= Third Energy Onshore =

British oil and gas company

Third Energy Onshore Ltd is a UK company involved in oil and gas exploration, including proposals for fracking operations in Kirby Misperton, North Yorkshire.

The company was incorporated as Viking Petroleum UK Ltd in October 2003. In December 2003, it acquired a 40% holding in the Ryedale gas fields in North Yorkshire from Edinburgh Oil and Gas plc. In October 2013, Viking acquired Tullow Oil's 60% share in onshore oil interests relating to the North Yorkshire gas fields and operation of the gas-fired Knapton Power Station in October 2013 (Knapton is supplied by gas wells in the Kirby Misperton area). Viking changed its name to Third Energy Onshore in October 2013.

Third Energy Onshore was 97% owned by Barclays' private equity division, Barclays Natural Resource Investments; its ultimate parent company, Third Energy Holdings, is based in the Cayman Islands. Sister company Third Energy Offshore was acquired from Third Energy Holdings by Hague and London Oil plc in September 2018, with the deal formally approved in December 2018.

In October 2018, owner Barclays was reported to be considering selling Third Energy Onshore rather than invest a further £5m to make the Kirby Misperton fracking site fully functional in the next 12 months. In March 2019, financial adviser Lazard was reported to be talking to rival energy companies about investing in or acquiring Third Energy Onshore's business. In July 2019, Third Energy Onshore and two sister companies were sold to York Energy, a subsidiary of US-owned Alpha Energy.

==Kirby Misperton fracking==

In November 2014, Third Energy Onshore announced its intention to apply for permission to frack near Kirby Misperton.
In July 2015 Third Energy Onshore applied to North Yorkshire County Council for planning permission to frack a well drilled in 2013 and to produce gas from it. Permission was granted in May 2016; Friends of the Earth and a local pressure group, Frack Free Ryedale, applied for judicial review of the decision, but this application was rejected in December 2016. In October 2017, Third Energy Onshore announced its intention to begin fracking within weeks.

In November 2017, opponents to the fracking operation called upon the company to confirm its financial standing before commencing work; the company was over a month late in filing its accounts (which were eventually filed on 1 February 2018).

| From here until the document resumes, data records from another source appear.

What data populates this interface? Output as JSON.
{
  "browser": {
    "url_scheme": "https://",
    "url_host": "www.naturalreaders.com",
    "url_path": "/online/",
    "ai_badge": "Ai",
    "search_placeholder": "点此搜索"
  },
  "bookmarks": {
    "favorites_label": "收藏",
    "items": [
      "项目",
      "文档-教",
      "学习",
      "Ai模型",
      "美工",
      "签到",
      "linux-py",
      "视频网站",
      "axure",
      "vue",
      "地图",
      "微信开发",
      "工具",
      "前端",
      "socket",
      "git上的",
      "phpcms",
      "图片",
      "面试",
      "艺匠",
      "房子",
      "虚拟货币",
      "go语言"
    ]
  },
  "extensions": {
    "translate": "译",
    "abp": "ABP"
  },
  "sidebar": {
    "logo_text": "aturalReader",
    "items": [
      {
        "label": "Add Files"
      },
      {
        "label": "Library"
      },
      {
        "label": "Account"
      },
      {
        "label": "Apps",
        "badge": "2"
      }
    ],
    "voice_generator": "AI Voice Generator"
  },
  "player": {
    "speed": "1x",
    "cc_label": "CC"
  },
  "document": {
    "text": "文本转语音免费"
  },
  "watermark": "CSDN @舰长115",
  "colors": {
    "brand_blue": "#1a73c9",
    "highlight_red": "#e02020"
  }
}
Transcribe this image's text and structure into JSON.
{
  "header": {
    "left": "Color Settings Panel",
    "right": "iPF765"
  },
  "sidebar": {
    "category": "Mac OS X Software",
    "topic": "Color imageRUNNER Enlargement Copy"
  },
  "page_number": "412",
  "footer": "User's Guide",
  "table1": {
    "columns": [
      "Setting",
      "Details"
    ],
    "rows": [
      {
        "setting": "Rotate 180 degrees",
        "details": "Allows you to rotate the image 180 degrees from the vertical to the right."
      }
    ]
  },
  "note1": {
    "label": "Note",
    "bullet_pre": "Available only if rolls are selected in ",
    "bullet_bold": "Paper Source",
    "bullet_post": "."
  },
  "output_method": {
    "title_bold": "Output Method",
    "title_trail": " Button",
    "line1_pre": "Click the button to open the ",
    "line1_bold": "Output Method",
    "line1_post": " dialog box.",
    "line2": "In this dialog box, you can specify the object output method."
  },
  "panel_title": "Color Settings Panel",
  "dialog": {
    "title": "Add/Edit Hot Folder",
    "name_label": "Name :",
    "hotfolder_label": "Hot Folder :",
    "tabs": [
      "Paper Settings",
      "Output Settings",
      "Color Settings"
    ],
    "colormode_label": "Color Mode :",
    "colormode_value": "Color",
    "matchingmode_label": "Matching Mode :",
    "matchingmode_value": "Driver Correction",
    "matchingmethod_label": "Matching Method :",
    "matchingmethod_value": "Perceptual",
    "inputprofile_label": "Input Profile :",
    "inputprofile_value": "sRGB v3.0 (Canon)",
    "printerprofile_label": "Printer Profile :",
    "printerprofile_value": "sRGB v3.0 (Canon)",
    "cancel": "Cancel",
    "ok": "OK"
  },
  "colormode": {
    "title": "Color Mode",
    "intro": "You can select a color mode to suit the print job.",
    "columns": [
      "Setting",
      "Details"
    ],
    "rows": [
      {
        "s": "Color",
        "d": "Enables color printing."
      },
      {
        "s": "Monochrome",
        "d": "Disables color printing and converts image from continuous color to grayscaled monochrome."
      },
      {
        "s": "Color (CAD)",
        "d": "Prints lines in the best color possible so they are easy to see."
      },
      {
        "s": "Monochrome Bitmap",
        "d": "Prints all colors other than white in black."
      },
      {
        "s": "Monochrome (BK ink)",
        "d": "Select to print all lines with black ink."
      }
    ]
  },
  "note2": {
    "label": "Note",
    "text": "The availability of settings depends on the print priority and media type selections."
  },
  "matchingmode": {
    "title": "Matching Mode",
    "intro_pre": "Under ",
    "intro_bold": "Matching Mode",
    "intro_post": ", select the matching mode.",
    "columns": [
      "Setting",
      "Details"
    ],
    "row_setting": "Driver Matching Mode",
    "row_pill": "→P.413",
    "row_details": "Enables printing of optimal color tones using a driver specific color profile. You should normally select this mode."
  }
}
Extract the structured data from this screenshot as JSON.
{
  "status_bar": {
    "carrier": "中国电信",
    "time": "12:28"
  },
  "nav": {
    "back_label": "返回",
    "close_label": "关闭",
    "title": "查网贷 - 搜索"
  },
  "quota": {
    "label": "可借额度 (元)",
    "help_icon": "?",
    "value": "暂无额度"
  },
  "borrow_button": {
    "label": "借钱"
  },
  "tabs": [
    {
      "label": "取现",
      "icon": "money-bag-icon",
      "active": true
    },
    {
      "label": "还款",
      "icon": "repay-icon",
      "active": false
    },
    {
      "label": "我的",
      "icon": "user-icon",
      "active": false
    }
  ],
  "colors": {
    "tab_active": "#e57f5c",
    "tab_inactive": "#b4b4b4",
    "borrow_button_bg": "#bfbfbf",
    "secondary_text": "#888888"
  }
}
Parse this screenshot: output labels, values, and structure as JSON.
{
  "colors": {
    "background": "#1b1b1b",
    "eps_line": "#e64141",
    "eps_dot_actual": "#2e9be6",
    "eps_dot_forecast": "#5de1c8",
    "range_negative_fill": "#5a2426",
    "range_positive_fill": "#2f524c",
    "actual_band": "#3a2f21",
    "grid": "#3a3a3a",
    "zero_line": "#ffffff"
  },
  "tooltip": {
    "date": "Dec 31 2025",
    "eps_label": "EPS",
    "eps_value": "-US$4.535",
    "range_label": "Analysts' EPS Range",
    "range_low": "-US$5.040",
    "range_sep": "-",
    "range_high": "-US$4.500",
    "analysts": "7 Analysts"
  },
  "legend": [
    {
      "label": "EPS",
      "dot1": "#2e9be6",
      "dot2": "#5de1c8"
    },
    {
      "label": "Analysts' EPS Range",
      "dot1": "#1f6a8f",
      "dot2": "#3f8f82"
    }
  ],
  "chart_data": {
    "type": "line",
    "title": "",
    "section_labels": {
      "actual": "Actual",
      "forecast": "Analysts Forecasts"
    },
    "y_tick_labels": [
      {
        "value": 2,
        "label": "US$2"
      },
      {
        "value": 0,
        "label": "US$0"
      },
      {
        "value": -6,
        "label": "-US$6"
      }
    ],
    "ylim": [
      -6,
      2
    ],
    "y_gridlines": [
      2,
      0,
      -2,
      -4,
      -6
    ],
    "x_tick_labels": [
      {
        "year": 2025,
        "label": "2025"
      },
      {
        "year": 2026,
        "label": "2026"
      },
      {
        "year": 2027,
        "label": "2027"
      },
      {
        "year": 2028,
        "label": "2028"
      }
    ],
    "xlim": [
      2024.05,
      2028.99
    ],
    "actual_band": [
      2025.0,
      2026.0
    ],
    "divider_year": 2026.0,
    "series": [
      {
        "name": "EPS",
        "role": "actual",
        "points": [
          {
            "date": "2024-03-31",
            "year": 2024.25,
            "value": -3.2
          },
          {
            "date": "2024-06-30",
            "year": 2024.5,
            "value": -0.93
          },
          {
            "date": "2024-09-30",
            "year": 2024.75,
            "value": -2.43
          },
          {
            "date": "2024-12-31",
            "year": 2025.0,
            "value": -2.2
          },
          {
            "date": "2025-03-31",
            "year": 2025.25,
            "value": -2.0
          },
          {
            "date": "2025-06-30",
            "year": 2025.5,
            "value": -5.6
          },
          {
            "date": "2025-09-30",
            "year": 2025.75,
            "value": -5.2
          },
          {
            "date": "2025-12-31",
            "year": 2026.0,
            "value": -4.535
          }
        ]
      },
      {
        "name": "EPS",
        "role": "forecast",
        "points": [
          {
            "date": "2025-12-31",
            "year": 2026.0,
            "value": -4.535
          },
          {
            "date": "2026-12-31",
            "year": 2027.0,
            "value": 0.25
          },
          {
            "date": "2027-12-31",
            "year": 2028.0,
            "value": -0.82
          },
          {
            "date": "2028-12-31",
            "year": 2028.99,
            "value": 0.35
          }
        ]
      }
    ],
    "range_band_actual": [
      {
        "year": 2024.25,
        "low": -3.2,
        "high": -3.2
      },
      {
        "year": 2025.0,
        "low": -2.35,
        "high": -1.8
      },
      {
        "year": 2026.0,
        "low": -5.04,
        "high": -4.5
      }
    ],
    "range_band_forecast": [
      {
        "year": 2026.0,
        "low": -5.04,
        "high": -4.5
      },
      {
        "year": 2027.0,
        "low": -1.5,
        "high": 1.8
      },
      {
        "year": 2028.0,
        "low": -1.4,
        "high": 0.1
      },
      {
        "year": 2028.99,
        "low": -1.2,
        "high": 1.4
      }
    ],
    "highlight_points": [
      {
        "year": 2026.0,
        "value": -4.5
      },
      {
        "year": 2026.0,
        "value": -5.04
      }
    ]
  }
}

In January 2018, Business Secretary Greg Clark said permission for Third Energy Onshore to frack would not be granted until financial checks had been completed by the Infrastructure and Projects Authority, amid concerns about its resilience and ability to fund clean-up costs. The 2016 accounts of Third Energy UK Gas Ltd showed it made a £3.4m loss (down from a £3.85m loss in 2015), but owed £44.7m to its ultimate parent company, Third Energy Holdings, based in the Cayman Islands.

Third Energy Onshore began removing equipment from the site in early February 2018, as questions about the company's finances and management continued, including about the September 2017 appointments of former Carillion interim CEO Keith Cochrane as non-executive chairman, and of Jitesh Gadhia, a Conservative party peer and donor and a non-executive director at HM Treasury body UK Financial Investments (which advises government on dealing with financially distressed businesses) as a non-executive director. Cochrane and Gadhia resigned as directors in September 2018.

In April 2019, the Kirby Misperton site remained dormant over a year after Third Energy Onshire vacated it; the company had earlier said it would drill at the site before the end of 2019. The July 2019 completion of Third Energy Onshore's sale raised fears that fracking might be restarted at Kirby Misperton.